– « Taches –de- Rousseur ! » s’écria un soldat : « Il est blessé! »
– « Ne le déplacez surtout pas! » hurla Brian, « Je vais regarder sa blessure, continuez à tirer! »
Il remit son arme à la recrue responsable du rechargement qui se tenait près de lui et se baissa pour examiner le soldat blessé. Ce dernier, toujours conscient, demanda d’une voix tremblante :
– « Capitaine, je… je vais mourir ? »
La courte lance lui avait transpercé le creux de l’estomac. Brian n’était pas certain qu’elle l’ait traversé mais dans la mesure où il respirait apparemment sans difficulté, les poumons semblaient intacts.
Durant son cours de culture générale, Son Altesse Royale avait décrit brièvement les divers organes du corps humain et indiqué les mesures à prendre en cas de blessure. La meilleure solution dans l’immédiat, selon Brian, était d’attendre la fin du combat et d’envoyer quérir Mlle Nana qui viendrait le soigner.
– « Ça fait mal ? » Demanda Brian.
Taches- de- Rousseur acquiesça avec difficulté.
– « Si vous ressentez la douleur, cela signifie que vous ne mourrez pas », le rassura le Chevalier. Il posa sa main sur le front du soldat : « Vous avez entendu parler de la capacité de Mlle Nana, non ? »
Taches-de-Rousseur esquissa un sourire douloureux :
– « En temps de paix, tout le monde… voulait la rencontrer… Tout bien considéré… je vais… Je vais enfin faire sa connaissance… »
– « Exactement! Alors tenez bon! »
Lorsque Brian revint à la fenêtre de tir, la recrue se tourna vers lui et demanda avec inquiétude :
– « Pourquoi n’avez-vous pas extrait la lance ? »
– « Tout simplement parce que cela aurait pu entraîner une importante hémorragie. Par la suite, lorsque vous assisterez aux cours, vous apprendrez vous-aussi et tout sera clair pour vous. » Il marqua une pause : « Le mieux que nous puissions faire pour lui et de venir à bout de cet ennemi au plus vite. »
Debout sur son estrade surélevée, Roland aperçut l’ennemi qui se précipitait tel une marée vers la ville.
La première rangée de bunkers ralentit considérablement leur vitesse et lorsqu’ils atteignirent la troisième rangée, leurs flancs étaient totalement exposés aux tirs croisés des armes à feu.
La mission d’Echo était plutôt évidente : même si l’armée ennemie, engagée sur la route étroite, était à présent répartie sur une longue distance, les miliciens continuaient à suivre son ordre, ײcharge massiveײ, qu’elle réitérait sans relâche.
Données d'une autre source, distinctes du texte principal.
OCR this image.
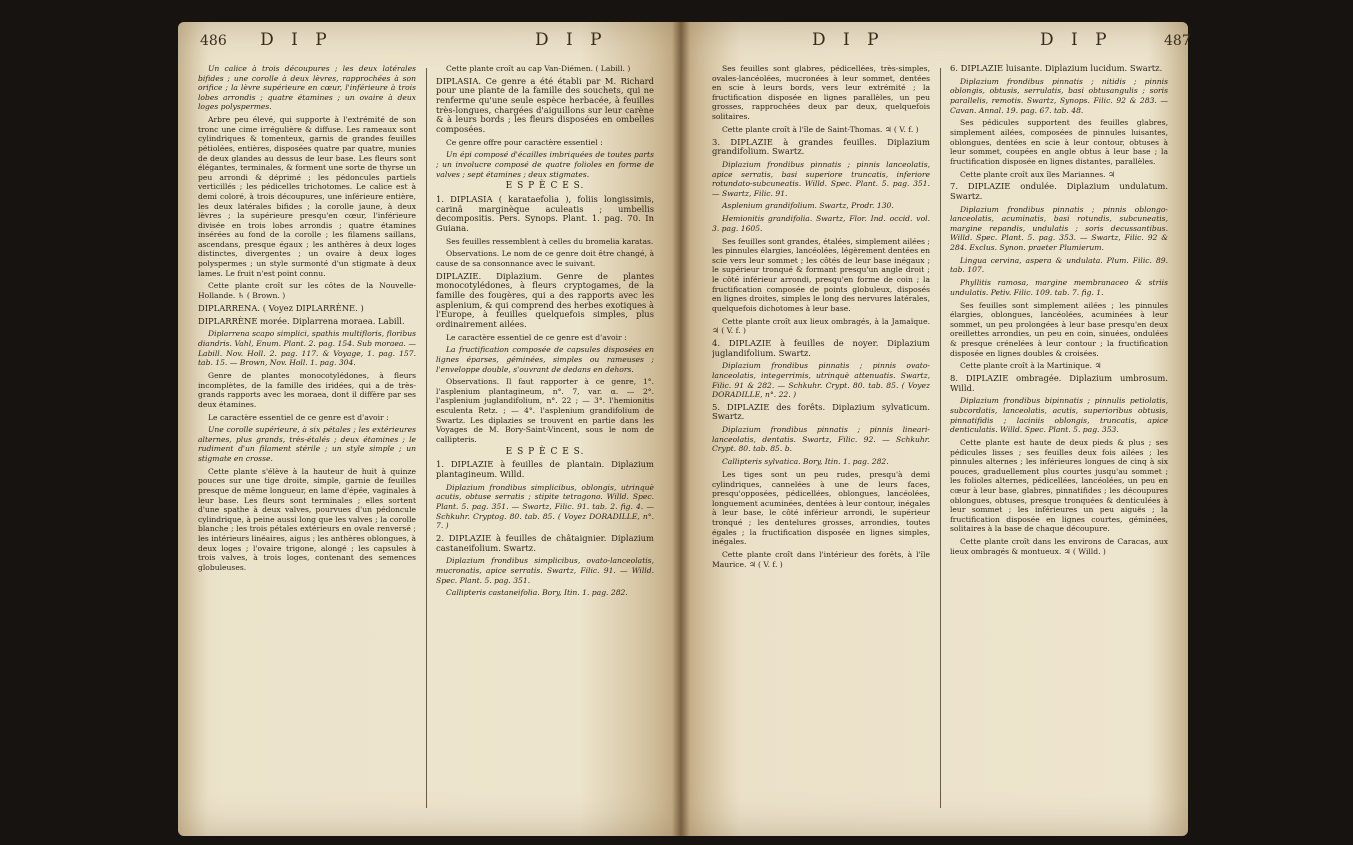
486 D I P	D I P	D I P	D I P	487

Un calice à trois découpures ; les deux latérales bifides ; une corolle à deux lèvres, rapprochées à son orifice ; la lèvre supérieure en cœur, l'inférieure à trois lobes arrondis ; quatre étamines ; un ovaire à deux loges polyspermes.

Arbre peu élevé, qui supporte à l'extrémité de son tronc une cime irrégulière & diffuse. Les rameaux sont cylindriques & tomenteux, garnis de grandes feuilles pétiolées, entières, disposées quatre par quatre, munies de deux glandes au dessus de leur base. Les fleurs sont élégantes, terminales, & forment une sorte de thyrse un peu arrondi & déprimé ; les pédoncules partiels verticillés ; les pédicelles trichotomes. Le calice est à demi coloré, à trois découpures, une inférieure entière, les deux latérales bifides ; la corolle jaune, à deux lèvres ; la supérieure presqu'en cœur, l'inférieure divisée en trois lobes arrondis ; quatre étamines insérées au fond de la corolle ; les filamens saillans, ascendans, presque égaux ; les anthères à deux loges distinctes, divergentes ; un ovaire à deux loges polyspermes ; un style surmonté d'un stigmate à deux lames. Le fruit n'est point connu.

Cette plante croît sur les côtes de la Nouvelle-Hollande. ♄ ( Brown. )

DIPLARRENA. ( Voyez DIPLARRÈNE. )

DIPLARRÈNE morée. Diplarrena moraea. Labill.

Diplarrena scapo simplici, spathis multifloris, floribus diandris. Vahl, Enum. Plant. 2. pag. 154. Sub moraea. — Labill. Nov. Holl. 2. pag. 117. & Voyage, 1. pag. 157. tab. 15. — Brown, Nov. Holl. 1. pag. 304.

Genre de plantes monocotylédones, à fleurs incomplètes, de la famille des iridées, qui a de très-grands rapports avec les moraea, dont il diffère par ses deux étamines.

Le caractère essentiel de ce genre est d'avoir :

Une corolle supérieure, à six pétales ; les extérieures alternes, plus grands, très-étalés ; deux étamines ; le rudiment d'un filament stérile ; un style simple ; un stigmate en crosse.

Cette plante s'élève à la hauteur de huit à quinze pouces sur une tige droite, simple, garnie de feuilles presque de même longueur, en lame d'épée, vaginales à leur base. Les fleurs sont terminales ; elles sortent d'une spathe à deux valves, pourvues d'un pédoncule cylindrique, à peine aussi long que les valves ; la corolle blanche ; les trois pétales extérieurs en ovale renversé ; les intérieurs linéaires, aigus ; les anthères oblongues, à deux loges ; l'ovaire trigone, alongé ; les capsules à trois valves, à trois loges, contenant des semences globuleuses.

Cette plante croît au cap Van-Diémen. ( Labill. )

DIPLASIA. Ce genre a été établi par M. Richard pour une plante de la famille des souchets, qui ne renferme qu'une seule espèce herbacée, à feuilles très-longues, chargées d'aiguillons sur leur carène & à leurs bords ; les fleurs disposées en ombelles composées.

Ce genre offre pour caractère essentiel :

Un épi composé d'écailles imbriquées de toutes parts ; un involucre composé de quatre folioles en forme de valves ; sept étamines ; deux stigmates.

E S P È C E S.

1. DIPLASIA ( karataefolia ), foliis longissimis, carinâ marginèque aculeatis ; umbellis decompositis. Pers. Synops. Plant. 1. pag. 70. In Guiana.

Ses feuilles ressemblent à celles du bromelia karatas.

Observations. Le nom de ce genre doit être changé, à cause de sa consonnance avec le suivant.

DIPLAZIE. Diplazium. Genre de plantes monocotylédones, à fleurs cryptogames, de la famille des fougères, qui a des rapports avec les asplenium, & qui comprend des herbes exotiques à l'Europe, à feuilles quelquefois simples, plus ordinairement ailées.

Le caractère essentiel de ce genre est d'avoir :

La fructification composée de capsules disposées en lignes éparses, géminées, simples ou rameuses ; l'enveloppe double, s'ouvrant de dedans en dehors.

Observations. Il faut rapporter à ce genre, 1°. l'asplenium plantagineum, n°. 7, var. α. — 2°. l'asplenium juglandifolium, n°. 22 ; — 3°. l'hemionitis esculenta Retz. ; — 4°. l'asplenium grandifolium de Swartz. Les diplazies se trouvent en partie dans les Voyages de M. Bory-Saint-Vincent, sous le nom de callipteris.

E S P È C E S.

1. DIPLAZIE à feuilles de plantain. Diplazium plantagineum. Willd.

Diplazium frondibus simplicibus, oblongis, utrinquè acutis, obtuse serratis ; stipite tetragono. Willd. Spec. Plant. 5. pag. 351. — Swartz, Filic. 91. tab. 2. fig. 4. — Schkuhr. Cryptog. 80. tab. 85. ( Voyez DORADILLE, n°. 7. )

2. DIPLAZIE à feuilles de châtaignier. Diplazium castaneifolium. Swartz.

Diplazium frondibus simplicibus, ovato-lanceolatis, mucronatis, apice serratis. Swartz, Filic. 91. — Willd. Spec. Plant. 5. pag. 351.

Callipteris castaneifolia. Bory, Itin. 1. pag. 282.

Ses feuilles sont glabres, pédicellées, très-simples, ovales-lancéolées, mucronées à leur sommet, dentées en scie à leurs bords, vers leur extrémité ; la fructification disposée en lignes parallèles, un peu grosses, rapprochées deux par deux, quelquefois solitaires.

Cette plante croît à l'île de Saint-Thomas. ♃ ( V. f. )

3. DIPLAZIE à grandes feuilles. Diplazium grandifolium. Swartz.

Diplazium frondibus pinnatis ; pinnis lanceolatis, apice serratis, basi superiore truncatis, inferiore rotundato-subcuneatis. Willd. Spec. Plant. 5. pag. 351. — Swartz, Filic. 91.

Asplenium grandifolium. Swartz, Prodr. 130.

Hemionitis grandifolia. Swartz, Flor. Ind. occid. vol. 3. pag. 1605.

Ses feuilles sont grandes, étalées, simplement ailées ; les pinnules élargies, lancéolées, légèrement dentées en scie vers leur sommet ; les côtés de leur base inégaux ; le supérieur tronqué & formant presqu'un angle droit ; le côté inférieur arrondi, presqu'en forme de coin ; la fructification composée de points globuleux, disposés en lignes droites, simples le long des nervures latérales, quelquefois dichotomes à leur base.

Cette plante croît aux lieux ombragés, à la Jamaïque. ♃ ( V. f. )

4. DIPLAZIE à feuilles de noyer. Diplazium juglandifolium. Swartz.

Diplazium frondibus pinnatis ; pinnis ovato-lanceolatis, integerrimis, utrinquè attenuatis. Swartz, Filic. 91 & 282. — Schkuhr. Crypt. 80. tab. 85. ( Voyez DORADILLE, n°. 22. )

5. DIPLAZIE des forêts. Diplazium sylvaticum. Swartz.

Diplazium frondibus pinnatis ; pinnis lineari-lanceolatis, dentatis. Swartz, Filic. 92. — Schkuhr. Crypt. 80. tab. 85. b.

Callipteris sylvatica. Bory, Itin. 1. pag. 282.

Les tiges sont un peu rudes, presqu'à demi cylindriques, cannelées à une de leurs faces, presqu'opposées, pédicellées, oblongues, lancéolées, longuement acuminées, dentées à leur contour, inégales à leur base, le côté inférieur arrondi, le supérieur tronqué ; les dentelures grosses, arrondies, toutes égales ; la fructification disposée en lignes simples, inégales.

Cette plante croît dans l'intérieur des forêts, à l'île Maurice. ♃ ( V. f. )

6. DIPLAZIE luisante. Diplazium lucidum. Swartz.

Diplazium frondibus pinnatis ; nitidis ; pinnis oblongis, obtusis, serrulatis, basi obtusangulis ; soris parallelis, remotis. Swartz, Synops. Filic. 92 & 283. — Cavan. Annal. 19. pag. 67. tab. 48.

Ses pédicules supportent des feuilles glabres, simplement ailées, composées de pinnules luisantes, oblongues, dentées en scie à leur contour, obtuses à leur sommet, coupées en angle obtus à leur base ; la fructification disposée en lignes distantes, parallèles.

Cette plante croît aux îles Mariannes. ♃

7. DIPLAZIE ondulée. Diplazium undulatum. Swartz.

Diplazium frondibus pinnatis ; pinnis oblongo-lanceolatis, acuminatis, basi rotundis, subcuneatis, margine repandis, undulatis ; soris decussantibus. Willd. Spec. Plant. 5. pag. 353. — Swartz, Filic. 92 & 284. Exclus. Synon. praeter Plumierum.

Lingua cervina, aspera & undulata. Plum. Filic. 89. tab. 107.

Phyllitis ramosa, margine membranaceo & striis undulatis. Petiv. Filic. 109. tab. 7. fig. 1.

Ses feuilles sont simplement ailées ; les pinnules élargies, oblongues, lancéolées, acuminées à leur sommet, un peu prolongées à leur base presqu'en deux oreillettes arrondies, un peu en coin, sinuées, ondulées & presque crénelées à leur contour ; la fructification disposée en lignes doubles & croisées.

Cette plante croît à la Martinique. ♃

8. DIPLAZIE ombragée. Diplazium umbrosum. Willd.

Diplazium frondibus bipinnatis ; pinnulis petiolatis, subcordatis, lanceolatis, acutis, superioribus obtusis, pinnatifidis ; laciniis oblongis, truncatis, apice denticulatis. Willd. Spec. Plant. 5. pag. 353.

Cette plante est haute de deux pieds & plus ; ses pédicules lisses ; ses feuilles deux fois ailées ; les pinnules alternes ; les inférieures longues de cinq à six pouces, graduellement plus courtes jusqu'au sommet ; les folioles alternes, pédicellées, lancéolées, un peu en cœur à leur base, glabres, pinnatifides ; les découpures oblongues, obtuses, presque tronquées & denticulées à leur sommet ; les inférieures un peu aiguës ; la fructification disposée en lignes courtes, géminées, solitaires à la base de chaque découpure.

Cette plante croît dans les environs de Caracas, aux lieux ombragés & montueux. ♃ ( Willd. )
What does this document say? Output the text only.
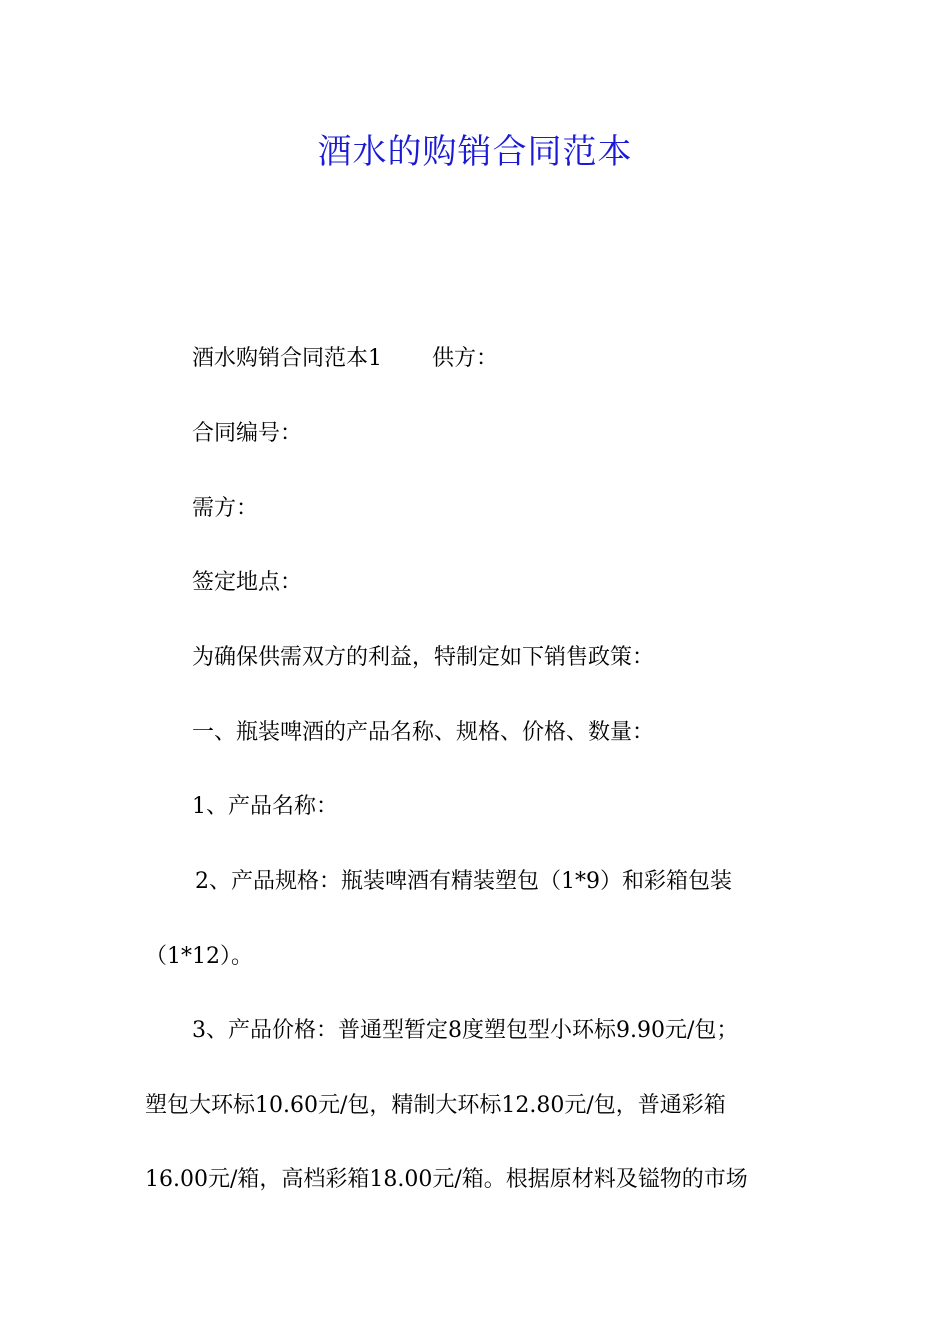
酒水的购销合同范本
酒水购销合同范本1 供方：

合同编号：

需方：

签定地点：

为确保供需双方的利益，特制定如下销售政策：

一、瓶装啤酒的产品名称、规格、价格、数量：

1、产品名称：

2、产品规格：瓶装啤酒有精装塑包（1*9）和彩箱包装

（1*12）。

3、产品价格：普通型暂定8度塑包型小环标9.90元/包；

塑包大环标10.60元/包，精制大环标12.80元/包，普通彩箱

16.00元/箱，高档彩箱18.00元/箱。根据原材料及镒物的市场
À chaque instant, de nombreux soldats tombaient sans qu’ils n’y puissent rien faire. Face à des remparts que ni leurs lances, ni leurs épées ne pouvaient détruire, la milice de Timothy n’eut d’autre choix que de continuer à avancer malgré les pertes subies.
Après la troisième rangée de bunkers, ils franchiraient la ligne des 300 mètres, ce qui, pour les artilleurs, constituait le signal pour charger les canons. Les tireurs savaient pertinemment que franchir cette limite revenait à pénétrer dans une zone mortelle.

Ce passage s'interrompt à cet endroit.